Nggak Bisa Dibohongi, Ini Ciri-ciri Orang Bahagia di Era Milenial

Nggak Bisa Dibohongi, Ini Ciri-ciri Orang Bahagia di Era Milenial

Ilustrasi (Anthony Ginsbrook via Unsplash)

Dewasa ini, kebahagiaan adalah salah satu isu esensial yang banyak dibicarakan. Sebagai milenial, mau nggak mau saya kepikiran juga. Bahagia itu apa sih? Katanya sederhana, tapi bukannya itu rumah makan?

Lagipula, kalau gampang, kenapa satu dunia terus bertanya-tanya? Di belantara urban, orang mati-matian berusaha bahagia dengan caranya masing-masing, sampai muncul berbagai industri terkait ini. Kebahagiaan kok jadi industri?

Setelah banyak melamun ala-ala filsuf, aseekk, akhirnya saya mendapatkan wangsit hipotesis. Semoga waktu Anda tidak sia-sia membaca ini. Here we go

Ada banyak bahasan soal kebahagiaan dan kepuasan hidup. Namun, salah satu buku yang membahas secara panjang lebar adalah Enlightenment Now karya Steven Pinker. Dalam bukunya, Pinker berargumen bahwa kondisi hidup manusia di seluruh dunia saat ini jauh meningkat dibanding era-era sebelumnya.

Pinker membandingkan berbagai aspek di antaranya kesejahteraan, kecukupan makan, kesehatan, harapan hidup, demokrasi, perdamaian, pengetahuan, dan kesetaraan hak.
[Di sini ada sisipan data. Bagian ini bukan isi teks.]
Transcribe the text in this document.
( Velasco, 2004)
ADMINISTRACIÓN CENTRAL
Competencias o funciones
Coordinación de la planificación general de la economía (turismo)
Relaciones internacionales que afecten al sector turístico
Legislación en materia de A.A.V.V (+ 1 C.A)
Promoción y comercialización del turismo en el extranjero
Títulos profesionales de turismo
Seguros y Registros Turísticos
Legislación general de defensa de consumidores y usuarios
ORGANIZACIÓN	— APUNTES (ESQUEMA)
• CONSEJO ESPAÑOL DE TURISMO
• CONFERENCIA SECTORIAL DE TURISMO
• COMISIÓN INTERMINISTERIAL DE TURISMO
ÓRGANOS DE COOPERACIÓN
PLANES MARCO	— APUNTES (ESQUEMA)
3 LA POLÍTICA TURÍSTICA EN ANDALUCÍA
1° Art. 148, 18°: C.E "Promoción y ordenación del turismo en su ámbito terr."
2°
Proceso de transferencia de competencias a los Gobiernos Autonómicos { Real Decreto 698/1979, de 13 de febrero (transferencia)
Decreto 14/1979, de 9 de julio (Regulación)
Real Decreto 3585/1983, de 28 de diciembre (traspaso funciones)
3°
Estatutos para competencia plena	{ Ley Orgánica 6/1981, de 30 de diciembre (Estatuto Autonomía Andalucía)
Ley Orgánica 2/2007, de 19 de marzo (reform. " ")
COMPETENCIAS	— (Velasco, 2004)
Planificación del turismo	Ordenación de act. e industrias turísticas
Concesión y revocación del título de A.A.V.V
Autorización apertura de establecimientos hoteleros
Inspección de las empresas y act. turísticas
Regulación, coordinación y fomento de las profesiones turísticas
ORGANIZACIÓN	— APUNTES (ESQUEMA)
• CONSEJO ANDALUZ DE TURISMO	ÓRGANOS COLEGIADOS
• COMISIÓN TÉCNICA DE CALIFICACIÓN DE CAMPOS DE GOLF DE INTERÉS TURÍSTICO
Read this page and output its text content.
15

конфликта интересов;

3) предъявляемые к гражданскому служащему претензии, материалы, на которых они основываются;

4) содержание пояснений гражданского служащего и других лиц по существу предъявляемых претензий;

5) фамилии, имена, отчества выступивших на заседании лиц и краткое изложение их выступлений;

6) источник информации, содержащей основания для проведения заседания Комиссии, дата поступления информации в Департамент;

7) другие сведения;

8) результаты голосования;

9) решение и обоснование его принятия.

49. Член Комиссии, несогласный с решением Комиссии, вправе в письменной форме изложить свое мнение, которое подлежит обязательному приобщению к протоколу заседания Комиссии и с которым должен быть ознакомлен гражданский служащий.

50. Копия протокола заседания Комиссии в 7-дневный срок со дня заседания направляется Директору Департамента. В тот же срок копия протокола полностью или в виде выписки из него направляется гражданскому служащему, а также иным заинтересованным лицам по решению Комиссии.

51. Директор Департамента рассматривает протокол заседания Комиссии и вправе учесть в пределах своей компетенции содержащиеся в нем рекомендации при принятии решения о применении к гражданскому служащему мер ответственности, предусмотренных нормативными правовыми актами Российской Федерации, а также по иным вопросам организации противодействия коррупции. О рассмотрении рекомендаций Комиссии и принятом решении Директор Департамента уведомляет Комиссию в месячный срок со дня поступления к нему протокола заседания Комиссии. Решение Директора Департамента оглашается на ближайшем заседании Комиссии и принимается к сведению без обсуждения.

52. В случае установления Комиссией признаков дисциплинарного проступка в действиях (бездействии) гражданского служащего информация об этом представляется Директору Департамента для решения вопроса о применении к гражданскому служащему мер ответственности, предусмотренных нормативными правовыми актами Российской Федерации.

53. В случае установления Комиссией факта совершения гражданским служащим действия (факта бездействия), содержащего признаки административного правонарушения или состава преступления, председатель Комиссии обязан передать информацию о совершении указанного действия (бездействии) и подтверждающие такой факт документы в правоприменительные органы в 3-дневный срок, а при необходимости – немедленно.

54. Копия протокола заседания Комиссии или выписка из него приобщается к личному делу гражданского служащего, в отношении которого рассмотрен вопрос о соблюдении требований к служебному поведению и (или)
Ia memaparkan kasusnya dengan banyak data statistik dan grafik, serta antusiasme yang kentara.

Sebagai contoh, rerata manusia saat ini bisa mengonsumsi lebih dari 2.500 kalori per hari, termasuk di Afrika dan India. Sementara, dari aspek harapan hidup, kini melebihi 70 tahun. Bandingkan dengan abad 18 yang kurang dari 30 tahun.

Gerakan-gerakan dan kesadaran akan kesetaraan hak juga semakin menguat di berbagai belahan dunia.

Pinker memaparkan bahwa berbagai peningkatan ini terjadi berkat nilai-nilai Zaman Pencerahan yakni daya rasional, sains, dan humanisme yang memberi berbagai kemajuan.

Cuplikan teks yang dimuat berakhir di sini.